What this means for you

There is no doubt that the ET3 Model represents a radical rethink of Medicare’s historic coverage of ambulance services.  As noted by Secretary Azar in his comments announcing the model, the current reimbursement regime incentivizes ambulance providers and suppliers to transport patients to the hospital.  If you accept the proposition that not every 911 patient needs to be treated at the hospital ED (a relatively non-controversial proposition to anyone that has worked in EMS for any reasonable period of time), then the current reimbursement rules are undoubtedly contributing to ED overutilization.

It is more controversial to suggest that Medicare’s payment rules are the driving factor behind such ED overutilization.  In other words, regardless of the ambulance provider’s incentives, there are other numerous incentives that drive patients to seek care at the hospital.  It could even be argued that patients’ desire to seek care at the hospital is a large contributor to the overutilization of 911 services, i.e., patients have come to recognize that using an ambulance can be a “fast pass” to being treated at the hospital.

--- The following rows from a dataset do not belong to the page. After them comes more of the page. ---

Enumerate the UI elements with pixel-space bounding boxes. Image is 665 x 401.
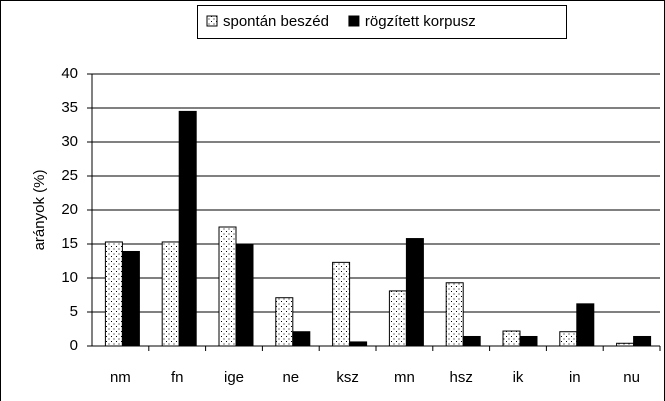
- legend-swatch: [348, 15, 360, 27]
- bar: [161, 241, 180, 347]
- bar: [388, 290, 407, 347]
- bar: [559, 331, 578, 347]
- x-tick-label: ige: [224, 369, 244, 386]
- x-tick-label: mn: [394, 369, 415, 386]
- x-tick-label: ne: [282, 369, 299, 386]
- y-tick-label: 40: [61, 65, 78, 82]
- bar: [445, 282, 464, 347]
- y-tick-label: 30: [61, 133, 78, 150]
- legend-label: spontán beszéd: [223, 13, 329, 30]
- bar: [104, 241, 123, 347]
- y-tick-label: 0: [70, 337, 78, 354]
- legend-box: [197, 5, 567, 39]
- y-tick-label: 35: [61, 99, 78, 116]
- bar: [235, 243, 254, 347]
- legend-label: rögzített korpusz: [365, 13, 476, 30]
- bar: [121, 250, 140, 347]
- x-tick-label: ksz: [336, 369, 359, 386]
- bar: [332, 261, 351, 347]
- bar: [178, 110, 197, 347]
- y-tick-label: 5: [70, 303, 78, 320]
- x-tick-label: nu: [623, 369, 640, 386]
- bar: [462, 335, 481, 347]
- bar: [292, 331, 311, 347]
- bar: [275, 297, 294, 347]
- bar: [633, 335, 652, 347]
- x-tick-label: fn: [171, 369, 184, 386]
- bar: [502, 330, 521, 347]
- y-tick-label: 20: [61, 201, 78, 218]
- y-tick-label: 25: [61, 167, 78, 184]
- y-tick-label: 10: [61, 269, 78, 286]
- bar: [576, 303, 595, 347]
- legend-swatch: [206, 15, 218, 27]
- y-axis-label: arányok (%): [31, 170, 48, 251]
- bar: [218, 226, 237, 347]
- x-tick-label: hsz: [450, 369, 473, 386]
- x-tick-label: in: [569, 369, 581, 386]
- x-tick-label: ik: [513, 369, 524, 386]
- bar: [349, 341, 368, 347]
- x-tick-label: nm: [110, 369, 131, 386]
- bar: [405, 238, 424, 347]
- bar: [519, 335, 538, 347]
- y-tick-label: 15: [61, 235, 78, 252]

In theory, paying an ambulance provider to transport the patient to an alternative destination would make the ambulance provider financially agnostic as to where they transport the patient.  While the ambulance provider can suggest (with varying degrees of emphasis) that the patient may be more appropriately treated at a lower-acuity provider or even at the scene, the Model’s success will depend on whether the 911 population is receptive to that message.

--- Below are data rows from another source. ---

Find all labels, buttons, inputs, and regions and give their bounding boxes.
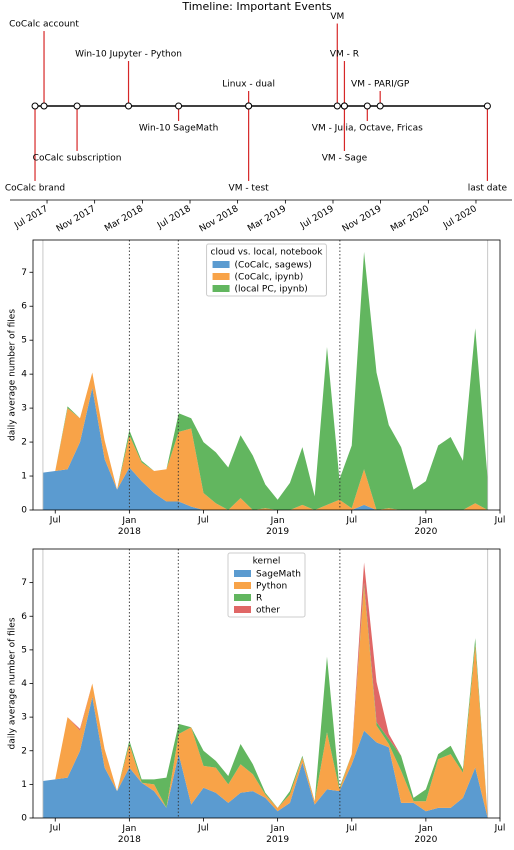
event-marker [376, 102, 384, 110]
legend-label: (local PC, ipynb) [235, 285, 308, 295]
legend-swatch [212, 261, 230, 268]
y-tick-label: 2 [21, 438, 27, 448]
x-tick-label: Mar 2020 [389, 204, 431, 234]
event-label: CoCalc brand [5, 183, 65, 193]
y-tick-label: 5 [21, 645, 27, 655]
legend-swatch [234, 582, 251, 589]
x-tick-label: Mar 2019 [246, 204, 288, 234]
y-tick-label: 1 [21, 472, 27, 482]
legend-swatch [234, 570, 251, 577]
legend-swatch [212, 273, 230, 280]
y-tick-label: 2 [21, 746, 27, 756]
event-label: Win-10 Jupyter - Python [75, 50, 182, 60]
y-tick-label: 6 [21, 612, 27, 622]
event-marker [73, 102, 81, 110]
x-tick-label: Jul [345, 516, 357, 526]
area-series [42, 387, 488, 510]
event-label: VM - R [330, 50, 359, 60]
legend-label: Python [256, 582, 287, 592]
event-label: CoCalc subscription [33, 153, 122, 163]
y-tick-label: 5 [21, 336, 27, 346]
chart-title: Timeline: Important Events [181, 0, 332, 13]
y-axis-label: daily average number of files [8, 309, 18, 441]
x-tick-label: Jul 2017 [12, 204, 50, 231]
y-tick-label: 4 [21, 370, 27, 380]
x-tick-label: Jul [197, 516, 209, 526]
event-label: VM [330, 12, 344, 22]
y-tick-label: 4 [21, 679, 27, 689]
legend-swatch [234, 606, 251, 613]
event-label: CoCalc account [9, 20, 79, 30]
x-tick-label: Jul [494, 824, 506, 834]
legend-title: cloud vs. local, notebook [211, 248, 324, 258]
y-tick-label: 6 [21, 302, 27, 312]
event-marker [483, 102, 491, 110]
y-tick-label: 0 [21, 506, 27, 516]
legend-label: (CoCalc, sagews) [235, 261, 312, 271]
x-tick-label: Jul [197, 824, 209, 834]
x-tick-label: Jul [345, 824, 357, 834]
x-tick-label: Jul 2018 [155, 204, 193, 232]
legend: cloud vs. local, notebook (CoCalc, sagews… [206, 243, 327, 297]
event-marker [40, 102, 48, 110]
event-label: VM - PARI/GP [351, 80, 410, 90]
legend-label: (CoCalc, ipynb) [235, 273, 304, 283]
event-label: VM - Sage [322, 153, 368, 163]
x-tick-label: Jan 2018 [118, 516, 141, 537]
legend-label: SageMath [256, 570, 301, 580]
y-tick-label: 3 [21, 404, 27, 414]
x-tick-label: Jul 2020 [441, 204, 479, 232]
legend-box [206, 243, 327, 297]
event-label: VM - Julia, Octave, Fricas [312, 123, 423, 133]
x-tick-label: Jan 2019 [266, 824, 289, 845]
x-tick-label: Jan 2018 [118, 824, 141, 845]
x-tick-label: Jul 2019 [298, 204, 336, 232]
x-tick-label: Nov 2017 [55, 204, 98, 234]
x-tick-label: Nov 2019 [341, 204, 384, 234]
event-marker [125, 102, 133, 110]
plot-area [42, 549, 489, 818]
x-tick-label: Nov 2018 [198, 204, 241, 234]
x-tick-label: Mar 2018 [103, 204, 145, 234]
x-tick-label: Jul [49, 516, 61, 526]
x-tick-label: Jan 2020 [414, 824, 437, 845]
y-tick-label: 7 [21, 268, 27, 278]
area-series [42, 696, 488, 818]
area-series [42, 372, 488, 510]
event-label: Win-10 SageMath [139, 123, 218, 133]
legend-label: R [256, 594, 262, 604]
x-tick-label: Jan 2019 [266, 516, 289, 537]
y-tick-label: 3 [21, 713, 27, 723]
event-marker [31, 102, 39, 110]
y-tick-label: 1 [21, 780, 27, 790]
legend-swatch [212, 285, 230, 292]
event-label: VM - test [229, 183, 270, 193]
area-series [42, 251, 488, 510]
legend-label: other [256, 606, 280, 616]
y-tick-label: 0 [21, 814, 27, 824]
event-label: last date [468, 183, 508, 193]
x-tick-label: Jul [49, 824, 61, 834]
area-series [42, 585, 488, 818]
event-marker [245, 102, 253, 110]
legend-title: kernel [253, 557, 281, 567]
event-marker [175, 102, 183, 110]
event-marker [333, 102, 341, 110]
event-marker [363, 102, 371, 110]
x-tick-label: Jul [494, 516, 506, 526]
x-tick-label: Jan 2020 [414, 516, 437, 537]
event-marker [340, 102, 348, 110]
y-tick-label: 7 [21, 578, 27, 588]
plot-frame [32, 239, 501, 511]
event-label: Linux - dual [222, 80, 275, 90]
y-axis-label: daily average number of files [8, 617, 18, 749]
plot-area [42, 240, 489, 510]
legend-swatch [234, 594, 251, 601]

There are also some practical issues that will need to be addressed in the coming months.  For instance, how extensive will the QHCP’s involvement need to be to qualify the ambulance provider for payment for treatment at the scene?  If their involvement could be limited to a basic telehealth encounter, then the Model offers numerous benefits to the ambulance provider.  If, however, the QHCP will need to physically treat the patient (as opposed to signing off on treatment provided by the ambulance crewmember) in order for the ambulance provider to qualify for payment, then things get a bit trickier.  Consider the typical diabetic emergency.  Many of these patients can be adequately treated at the scene…by the EMS agency.  But what if the ET3 payment rules require the EMS crew to call for the QHCP to actually render that care?  Are EMS crews going to wait around for the QHCP to arrive, or will they treat the patient and load them into the vehicle as they currently do?

The industry eagerly awaits further guidance from CMMI on these and other questions.  In the meantime, we should all congratulate CMMI on dragging the Medicare Program into the 21st Century!